For starters, many consumers prefer master plans, especially those near freeways and other features, said Brian Gordon of housing research firm SalesTraq.

Plus, as prices crashed in the downturn, those master plans became more affordable, said Dave Tina, president of the Greater Las Vegas Association of Realtors. Thanks to that blend of location and affordability, demand surged and outstripped availability, Gordon said. That pushed up appreciation in 2012 by more than 18 percent in some parts of Summerlin, and more than 20 percent in Anthem, according to SalesTraq. Higher values left fewer people under water.

The popularity of master-planned communities hurt demand and values in the older northeast, east and central valley.

North Las Vegans are grappling with a different problem. Much of that city’s development happened during the peak pricing of 2004 to 2006, so households there have a long way to go before they return to their cost basis, Gordon said.
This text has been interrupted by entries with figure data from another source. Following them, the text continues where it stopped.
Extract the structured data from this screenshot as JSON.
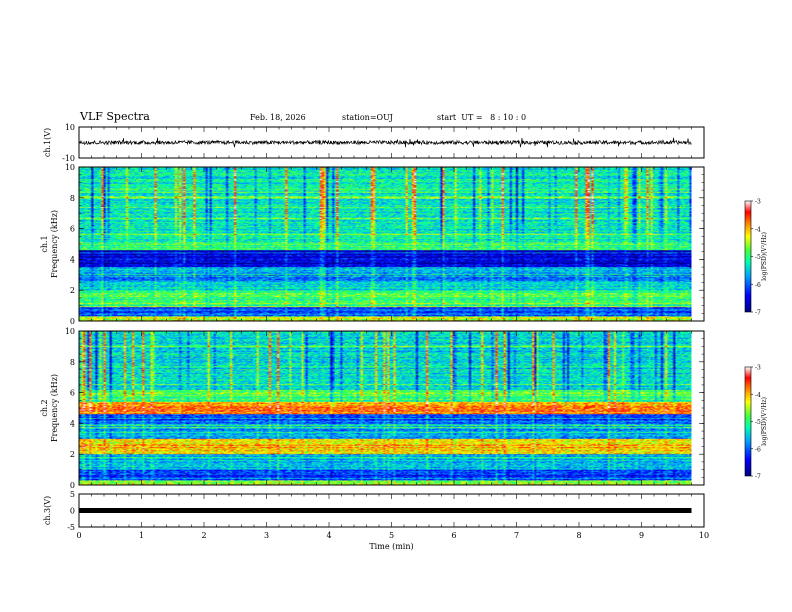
{
  "header": {
    "title": "VLF Spectra",
    "date": "Feb. 18, 2026",
    "station": "station=OUJ",
    "start_ut": "start  UT =   8 : 10 : 0"
  },
  "colors": {
    "waveform": "#000000",
    "frame": "#000000",
    "colormap": [
      "#000080",
      "#0000ff",
      "#00a0ff",
      "#00ffb0",
      "#40ff40",
      "#ffff00",
      "#ff8000",
      "#ff0000",
      "#ffffff"
    ]
  },
  "chart_data": [
    {
      "type": "line",
      "panel": "ch1-waveform",
      "ylabel": "ch.1(V)",
      "ylim": [
        -10,
        10
      ],
      "yticks": [
        "10",
        "-10"
      ],
      "xlim": [
        0,
        10
      ],
      "data_xmax": 9.8,
      "baseline": 0,
      "amplitude_range": [
        -3,
        3
      ]
    },
    {
      "type": "heatmap",
      "panel": "ch1-spectrogram",
      "ylabel_line1": "ch.1",
      "ylabel_line2": "Frequency (kHz)",
      "ylim": [
        0,
        10
      ],
      "yticks": [
        "0",
        "2",
        "4",
        "6",
        "8",
        "10"
      ],
      "xlim": [
        0,
        10
      ],
      "data_xmax": 9.8,
      "colorbar": {
        "label": "log(PSD)(V²/Hz)",
        "ticks": [
          "-3",
          "-4",
          "-5",
          "-6",
          "-7"
        ],
        "range": [
          -7,
          -3
        ]
      },
      "bands": [
        {
          "f": [
            0.0,
            0.3
          ],
          "level": -4.5
        },
        {
          "f": [
            0.3,
            0.9
          ],
          "level": -6.0
        },
        {
          "f": [
            0.9,
            1.5
          ],
          "level": -5.0
        },
        {
          "f": [
            1.5,
            2.0
          ],
          "level": -4.8
        },
        {
          "f": [
            2.0,
            2.6
          ],
          "level": -5.4
        },
        {
          "f": [
            2.6,
            3.5
          ],
          "level": -5.8
        },
        {
          "f": [
            3.5,
            4.6
          ],
          "level": -6.6
        },
        {
          "f": [
            4.6,
            5.1
          ],
          "level": -5.0
        },
        {
          "f": [
            5.1,
            10.0
          ],
          "level": -5.3
        }
      ]
    },
    {
      "type": "heatmap",
      "panel": "ch2-spectrogram",
      "ylabel_line1": "ch.2",
      "ylabel_line2": "Frequency (kHz)",
      "ylim": [
        0,
        10
      ],
      "yticks": [
        "0",
        "2",
        "4",
        "6",
        "8",
        "10"
      ],
      "xlim": [
        0,
        10
      ],
      "data_xmax": 9.8,
      "colorbar": {
        "label": "log(PSD)(V²/Hz)",
        "ticks": [
          "-3",
          "-4",
          "-5",
          "-6",
          "-7"
        ],
        "range": [
          -7,
          -3
        ]
      },
      "bands": [
        {
          "f": [
            0.0,
            0.3
          ],
          "level": -4.6
        },
        {
          "f": [
            0.3,
            1.0
          ],
          "level": -6.2
        },
        {
          "f": [
            1.0,
            2.0
          ],
          "level": -5.6
        },
        {
          "f": [
            2.0,
            3.0
          ],
          "level": -4.2
        },
        {
          "f": [
            3.0,
            4.0
          ],
          "level": -5.6
        },
        {
          "f": [
            4.0,
            4.6
          ],
          "level": -6.0
        },
        {
          "f": [
            4.6,
            5.4
          ],
          "level": -3.8
        },
        {
          "f": [
            5.4,
            6.2
          ],
          "level": -4.9
        },
        {
          "f": [
            6.2,
            10.0
          ],
          "level": -5.4
        }
      ]
    },
    {
      "type": "line",
      "panel": "ch3-waveform",
      "ylabel": "ch.3(V)",
      "ylim": [
        -5,
        5
      ],
      "yticks": [
        "5",
        "0",
        "-5"
      ],
      "xlim": [
        0,
        10
      ],
      "data_xmax": 9.8,
      "baseline": 0,
      "xlabel": "Time (min)",
      "xticks": [
        "0",
        "1",
        "2",
        "3",
        "4",
        "5",
        "6",
        "7",
        "8",
        "9",
        "10"
      ]
    }
  ]
}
And some ZIP codes struggle with the burden of both older communities and recent economic troubles: 89011 includes mature, industrial neighborhoods around Boulder Highway and Pabco Road, but also the upscale Lake Las Vegas master plan, beset by bankruptcy and shuttered golf courses.

It’ll take time, but laggards should catch up with the market, experts said.

“Over the longer run, it becomes a function of supply and demand,” Gordon said. “With fewer homes available and prices continuing to escalate in more sought-after areas, buyers may migrate to surrounding neighborhoods, and you may see that spillover in any number of areas throughout the valley.”

That spillover should help more households in coming months. Zillow’s forecast calls for local negative equity to fall to 48.6 percent of households by the first quarter of 2014. That would mean an additional 19,262 homes would be worth more than their mortgage.

Even as negative equity loses ground to rising values, thousands of locals can expect to remain under water for years to come. Zillow reported that 29.2 percent of local households owed more than double what their home was worth, well above a national rate of 13.2 percent. That’s because so many people bought at the peak, Tina said.

That doesn’t necessarily mean a flood of homeowners walking away, though. The median existing home price was up more than 30 percent year over year in April, and negative equity is contracting so quickly that it could convince more borrowers to stick it out, Tina said.

“The normal homeowner hears the numbers and says, ‘Wow, maybe instead of bailing out, I stay and see what happens to my house,’” he said.

Added Gordon: “If they’ve weathered the storm to this point, they may be able to sustain their situation going forward.”